While rivals wear pinstripes, he prefers a Steve Jobs- style uniform of black sweatshirts and jeans, teamed with what an interviewer once described as ‘watches so chunky they could double as gym apparatus’.
Where others work out of swanky offices in Mayfair and the City, he’s worked in the provinces since joining investment firm Invesco in the late 1980s. At the time, Woodford was a hungry young Exeter University graduate (he’d studied agricultural economics) who had failed in his efforts to fly jets in the RAF pilot after tests showed that he had insufficiently fast reflexes.
Perhaps appropriately, he achieved success with an old-fashioned, slow approach to investing, seeking out undervalued and often unfashionable stocks and holding them for the long term, rather than following the latest trends.
This helped him avoid not just the dotcom bubble of the late 1990s, but also the worst effects of the 2008 financial crash, after he successfully predicted that the mania for ‘debt-fuelled consumption’ was
coming to an end.

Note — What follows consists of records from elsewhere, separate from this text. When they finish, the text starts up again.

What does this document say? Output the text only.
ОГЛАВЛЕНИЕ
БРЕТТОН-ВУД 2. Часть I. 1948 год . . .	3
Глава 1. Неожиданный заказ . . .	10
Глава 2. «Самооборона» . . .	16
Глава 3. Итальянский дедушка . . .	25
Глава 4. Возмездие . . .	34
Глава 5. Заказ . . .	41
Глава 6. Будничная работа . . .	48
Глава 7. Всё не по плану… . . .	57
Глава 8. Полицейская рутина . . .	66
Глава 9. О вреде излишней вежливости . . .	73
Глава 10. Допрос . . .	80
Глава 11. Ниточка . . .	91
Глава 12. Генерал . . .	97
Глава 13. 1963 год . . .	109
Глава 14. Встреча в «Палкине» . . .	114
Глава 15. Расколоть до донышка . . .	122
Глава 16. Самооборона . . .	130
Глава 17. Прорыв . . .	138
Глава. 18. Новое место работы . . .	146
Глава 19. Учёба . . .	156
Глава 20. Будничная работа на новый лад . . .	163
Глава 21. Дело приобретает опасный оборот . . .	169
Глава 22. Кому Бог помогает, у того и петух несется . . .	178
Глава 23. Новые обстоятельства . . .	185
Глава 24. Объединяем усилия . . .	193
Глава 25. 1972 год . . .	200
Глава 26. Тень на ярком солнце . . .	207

The approach was especially popular with ordinary investors, who piled their pension and ISA savings into Woodford’s funds throughout the era, though it earned him a certain reputation for arrogance in financial circles.
At Invesco, where he ran the Perpetual High Income Fund from 1988, a client who invested £10,000 at the start of his 25-year stint would have walked away with an astonishing £230,000.
By the end of his tenure, he was looking after £33billion on their behalf, meaning he controlled the largest stake in 30 of the FTSE-250 of leading companies.
Little wonder that Woodford became known in the trade as: ‘The man who made Middle England rich’. With a fitness regime designed to keep him working into old age, he also liked to invite comparisons with Warren Buffett, the legendary US investor who is now approaching his 90th birthday.
Such a track record meant that, when he left Invesco to set up on his own, in 2014, he was able to raise £1.7billion in funds from prospective clients in two weeks, a British record. Within a year, his firm was managing £7billion, and employing 35 staff.
Recent times have, however, seen a dramatic reversal in fortunes, with some wondering if the pressures of running his own company mean that he’s taken his eye off the ball.
Not only are Woodford’s ‘value’ methods firmly out of fashion – with modern investors choosing instead to pursue more glamorous opportunities in emerging markets, or technology stocks – but he’s also overseen a string of disastrous share picks.
Supposedly blue-chip firms such as Rolls Royce, Provident Financial and the AA have all suffered huge falls after being added to his portfolio, costing his fund huge sums. Meanwhile a string of speculative bets on smaller firms has also turned sour.
With increasingly nervous investors clamouring for the exit, and construction firm Kier, in which he owns a 20 per cent stake, falling by 40 per cent on a single day earlier this week, Woodford was forced to block investors from withdrawing from his fund.
Around £4billion now sits in limbo, with anxious investors unsure when they’ll be able to access their nest eggs, or what those savings will be worth in the future.
Woodford, of course, will not starve, but it’s nonetheless a blow for a man who has always had a lofty opinion of his own abilities.
Asked about his perceived arrogance, he once said: ‘A good fund manager has to have a balance of arrogance and humility. You need to be arrogant enough to back your own judgment, but humble in a way that makes you question everything.’
Today it is the people who trusted Neil Woodford with their life savings who are doing the questioning.